Its legit... Think about it...

Where is the episode where he's chasing a guy all episode long?


----------



## DrOctapu (Feb 11, 2012)

Majorami said:


> ThatDudeWithTheFood said:
> 
> 
> > He's sexually ambigous thats the whole point.
> ...


On that one episode he mentions how he's extremely against homosexuality and sends Peter to a straight camp, and Brian reacts confusedly.


----------



## yuyuyup (Feb 11, 2012)

This show became such an awful shitfest after they brought it back from the dead.  Apparently 80s references are extremely profitable.


----------



## ThatDudeWithTheFood (Feb 11, 2012)

Majorami said:


> shlong said:
> 
> 
> > >_>
> ...


----------



## Hells Malice (Feb 11, 2012)

ThatDudeWithTheFood said:


> Majorami said:
> 
> 
> > shlong said:
> ...


----------



## AlanJohn (Feb 11, 2012)

Yes, unfortunately he's gay now.
It's a shame how Family Guy used to be a family-value satire comedy and now its a shitfest of fart jokes.


----------



## JoostinOnline (Feb 11, 2012)

http://articles.nydailynews.com/2009-08-13/gossip/17931233_1_cleveland-show-seth-macfarlane-family-guy


----------



## omgpwn666 (Feb 11, 2012)

JoostinOnline said:


> http://articles.nyda...lane-family-guy



Can evidence from the show/movie prove that artical is real?


----------



## aiRWaLKRe (Feb 11, 2012)

He is bi curious. He would do a female for sure, but has plenty of gay thoughts. In the episode where Mr. Weed dies at the dinner at the griffon's house, at the funeral Stewie was like " ...do her, do her, lose the pig tails and we'll talk..." All the sexy parties he has/imagines. And then there are all the gay thoughts he has. So he it bi curious.


----------



## Gahars (Feb 11, 2012)

Ah, one of the truly gripping issues of our day, just begging for a thread of its own.

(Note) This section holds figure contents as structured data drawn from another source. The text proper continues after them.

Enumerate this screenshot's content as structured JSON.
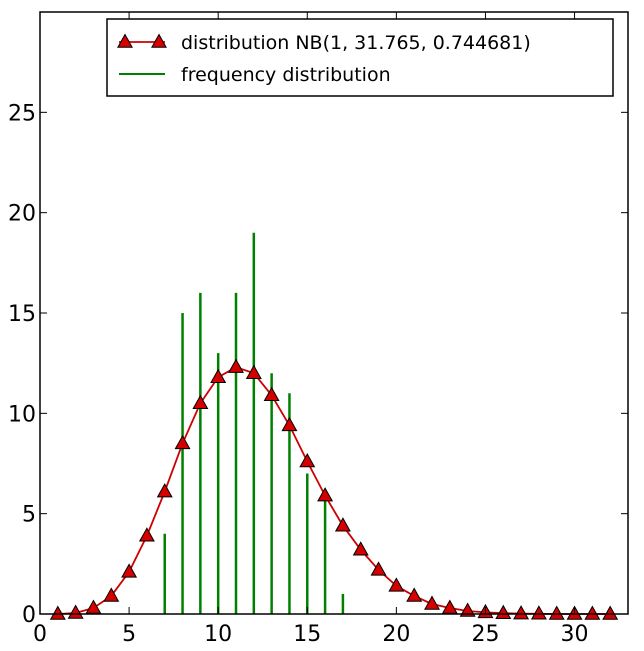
{
  "chart_data": {
    "type": "line",
    "title": "",
    "xlabel": "",
    "ylabel": "",
    "xlim": [
      0,
      33
    ],
    "ylim": [
      0,
      30
    ],
    "xticks": [
      0,
      5,
      10,
      15,
      20,
      25,
      30
    ],
    "yticks": [
      0,
      5,
      10,
      15,
      20,
      25
    ],
    "legend_position": "top-right",
    "grid": false,
    "series": [
      {
        "name": "distribution NB(1, 31.765, 0.744681)",
        "style": "line-with-triangle-markers",
        "color": "#cc0000",
        "marker_fill": "#d40000",
        "points": [
          [
            1,
            0.0
          ],
          [
            2,
            0.05
          ],
          [
            3,
            0.3
          ],
          [
            4,
            0.9
          ],
          [
            5,
            2.1
          ],
          [
            6,
            3.9
          ],
          [
            7,
            6.1
          ],
          [
            8,
            8.5
          ],
          [
            9,
            10.5
          ],
          [
            10,
            11.8
          ],
          [
            11,
            12.3
          ],
          [
            12,
            12.0
          ],
          [
            13,
            10.9
          ],
          [
            14,
            9.4
          ],
          [
            15,
            7.6
          ],
          [
            16,
            5.9
          ],
          [
            17,
            4.4
          ],
          [
            18,
            3.2
          ],
          [
            19,
            2.2
          ],
          [
            20,
            1.4
          ],
          [
            21,
            0.9
          ],
          [
            22,
            0.5
          ],
          [
            23,
            0.3
          ],
          [
            24,
            0.15
          ],
          [
            25,
            0.08
          ],
          [
            26,
            0.04
          ],
          [
            27,
            0.02
          ],
          [
            28,
            0.01
          ],
          [
            29,
            0.0
          ],
          [
            30,
            0.0
          ],
          [
            31,
            0.0
          ],
          [
            32,
            0.0
          ]
        ]
      },
      {
        "name": "frequency distribution",
        "style": "vertical-lines",
        "color": "#008000",
        "points": [
          [
            7,
            4
          ],
          [
            8,
            15
          ],
          [
            9,
            16
          ],
          [
            10,
            13
          ],
          [
            11,
            16
          ],
          [
            12,
            19
          ],
          [
            13,
            12
          ],
          [
            14,
            11
          ],
          [
            15,
            7
          ],
          [
            16,
            6
          ],
          [
            17,
            1
          ]
        ]
      }
    ]
  }
}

Really, though... you can't figure it out for yourself?


----------



## Foxi4 (Feb 11, 2012)

Who's Stewie *Griffen*?


----------



## Joe88 (Feb 11, 2012)

I think the bigger question is why there are so many people into bestiality on the show?


----------



## gloweyjoey (Feb 11, 2012)

Joe88 said:


> I think the bigger question is why there are so many people into bestiality on the show?


I was about to be like "WTF theres not beastiality in the show" then I remembered that Brian is a dog


----------



## Valwin (Feb 11, 2012)

at first he was not but them they turn him gay


----------